In the US, a market that has been more supportive of conventional energy production in recent years, the pandemic has encouraged the Treasury to extend the deadline for construction of wind and solar projects to qualify for the production tax credit (PTC) and investment tax credit (ITC). The anticipated revised guidance would qualify wind projects and solar projects for the tax credits provided they are generating power by the end of 2021 and 2022 respectively, rather than by the end of 2020 as initially designed. This expected measure would provide relief for projects contending with construction delays caused by the pandemic.

 

Why now?

The upturn in renewables deals so far in 2020 may appear to defy logic. The COVID-19 health crisis has depressed consumption and sent the oil price down. Lower energy demand translates into lower wholesale energy prices, which is bad news for renewables producers. However, in a sense this a continuation of a long-term trend—the ongoing need for cost reduction in the clean energy sector in order to compete, as one of the major criticisms of the viability of renewables in the past has been their cost.

 

In this regard, significant progress is being made. In 2019, the levelized cost of electricity (LCOE) for a typical US onshore wind farm was US$37 per megawatt-hour, below the US$48 per megawatt hour from an average gas turbine plant.
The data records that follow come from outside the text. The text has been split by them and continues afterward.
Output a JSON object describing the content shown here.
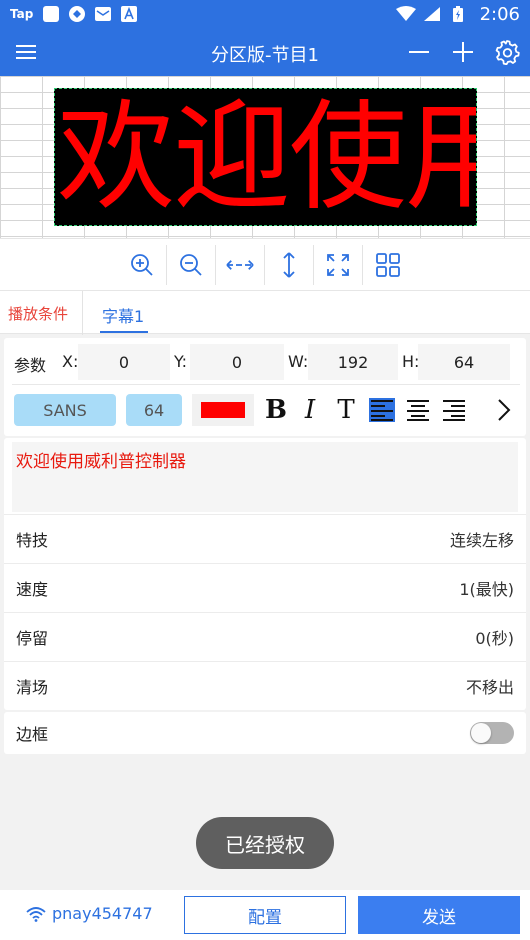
{
  "status_bar": {
    "app_label": "Tap",
    "time": "2:06"
  },
  "app_bar": {
    "title": "分区版-节目1"
  },
  "led_preview": {
    "text": "欢迎使用",
    "text_color": "#ff0000",
    "bg_color": "#000000"
  },
  "tabs": {
    "play_condition": "播放条件",
    "subtitle": "字幕1"
  },
  "params": {
    "label": "参数",
    "x_label": "X:",
    "x": "0",
    "y_label": "Y:",
    "y": "0",
    "w_label": "W:",
    "w": "192",
    "h_label": "H:",
    "h": "64"
  },
  "font": {
    "family": "SANS",
    "size": "64",
    "color": "#ff0000"
  },
  "format": {
    "bold": "B",
    "italic": "I",
    "text": "T"
  },
  "text_content": "欢迎使用威利普控制器",
  "rows": [
    {
      "label": "特技",
      "value": "连续左移"
    },
    {
      "label": "速度",
      "value": "1(最快)"
    },
    {
      "label": "停留",
      "value": "0(秒)"
    },
    {
      "label": "清场",
      "value": "不移出"
    }
  ],
  "border": {
    "label": "边框",
    "enabled": false
  },
  "toast": "已经授权",
  "bottom": {
    "wifi_name": "pnay454747",
    "config_label": "配置",
    "send_label": "发送"
  },
  "colors": {
    "primary": "#2d71e0",
    "accent_red": "#e8443a"
  }
}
Meanwhile, photovoltaic (PV) plants have reached parity with plants burning inexpensive shale gas, according to BloombergNEF. All told, two-thirds of the global population live in countries where wind and sun power generate cheaper electricity than both coal and gas. Another past criticism of renewables, which applies to wind and solar in particular, is their inherent variability and extreme fluctuations in energy output. This too is moving in a positive direction, the LCOE of lithium-ion battery storage falling 4% in 2019 to US$186 per megawatt-hour.

 

Outlook

All of this points to an optimistic outlook for electrical power generation M&A as traditional utilities and investors adjust their sights on the longer term. Certainly, challenges remain. One of the biggest roadblocks is the uncertainty of the transition of power markets from centralized dispatchable grid-based models to a system that relies on fluctuating, non-dispatchable power sources such as wind and solar. However, given the increased momentum of investment into greener sources of energy, and the likelihood that the price of renewables production will continue to fall relative to traditional power generation, there’s good reason to believe these challenges will be surmounted. As such, the energy transition is likely to remain a strong motivator for M&A in the electric power sector in the foreseeable future.